Lila Epelbaum Slotopolsky was detained, taken prisoner by her government in Maldonado, Uruguay on the fourth of November, 1976. Her family and friends never saw nor heard from her again. They only know that she was secretly murdered by the state and her body secretly disposed of. She is one of 197 desaparecidos (disappeared) during that brutal period of suppression.

Lila Epelbaum Slotopolsky

The U.S. State Department under leadership of Henry Kissinger and the Central Intelligence Agency under leadership of George H.W. Bush, then Admiral Stansfield Turner, then William J. Casey implemented Operation Condor under the administrations of President Richard Nixon and President Gerald Ford.

In Argentina, Chile, and Uruguay people feared by those governments and by the United States for their dissident viewpoints and outspoken opposition, labeled “subversives”, were detained without trial and often killed. One method of disappearing “subversives” was to fly them out over the ocean and dump them out of the plane. This took care of both the murder of the individual and disposal of their body. Very efficient.

The people marching in Montevideo Friday night want to keep their government accountable, forty-five years later, for the crimes of the state during that period– primarily the murder of 197 people. This is 197 too many and not a big number. So you see that Uruguayans have a low threshold of tolerance for state sponsored murder. I would say, and infringement of liberties in general. More, they insist that their government be accountable to them.

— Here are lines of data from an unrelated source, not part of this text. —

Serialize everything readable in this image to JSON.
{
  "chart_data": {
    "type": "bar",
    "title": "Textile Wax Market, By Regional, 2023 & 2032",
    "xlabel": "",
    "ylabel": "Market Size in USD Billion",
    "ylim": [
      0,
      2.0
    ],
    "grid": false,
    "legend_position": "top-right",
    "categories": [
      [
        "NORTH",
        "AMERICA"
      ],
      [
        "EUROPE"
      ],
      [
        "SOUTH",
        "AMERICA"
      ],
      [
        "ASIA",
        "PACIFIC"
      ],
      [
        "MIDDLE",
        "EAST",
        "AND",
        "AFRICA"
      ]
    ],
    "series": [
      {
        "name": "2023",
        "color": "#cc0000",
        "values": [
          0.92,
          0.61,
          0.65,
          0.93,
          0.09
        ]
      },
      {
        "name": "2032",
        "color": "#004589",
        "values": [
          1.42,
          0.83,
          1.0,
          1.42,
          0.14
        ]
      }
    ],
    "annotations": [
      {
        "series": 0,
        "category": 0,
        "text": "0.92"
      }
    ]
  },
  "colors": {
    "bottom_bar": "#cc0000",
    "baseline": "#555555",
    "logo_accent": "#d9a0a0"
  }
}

March of Silence 2022 Calle 18 Julio, Montevideo, Uruguay

We stand together, moving slowly forward, silently, present. Present with thousands who are present. Present with 197 who died for being outspoken against living under the dictates of a government that ruled at the point of a gun.

The front of the march reaches Plaza de Cagancha, also known as Plaza Libertad, liberty place. A public address system plays the national anthem and all present sing together:

Liberty or death. That which our hearts and souls demand. Liberty. That which heroes will know to accomplish.

I love it. It characterizes liberty not as something to be had or taken, but rather something to demand, and to accomplish continually through heroic choices.

As in the state of New Hampshire, the call of the patriots, “Liberty or Death”. To always demand liberty, even if that requires accepting death (an eventual certainty) as a proximate possibility.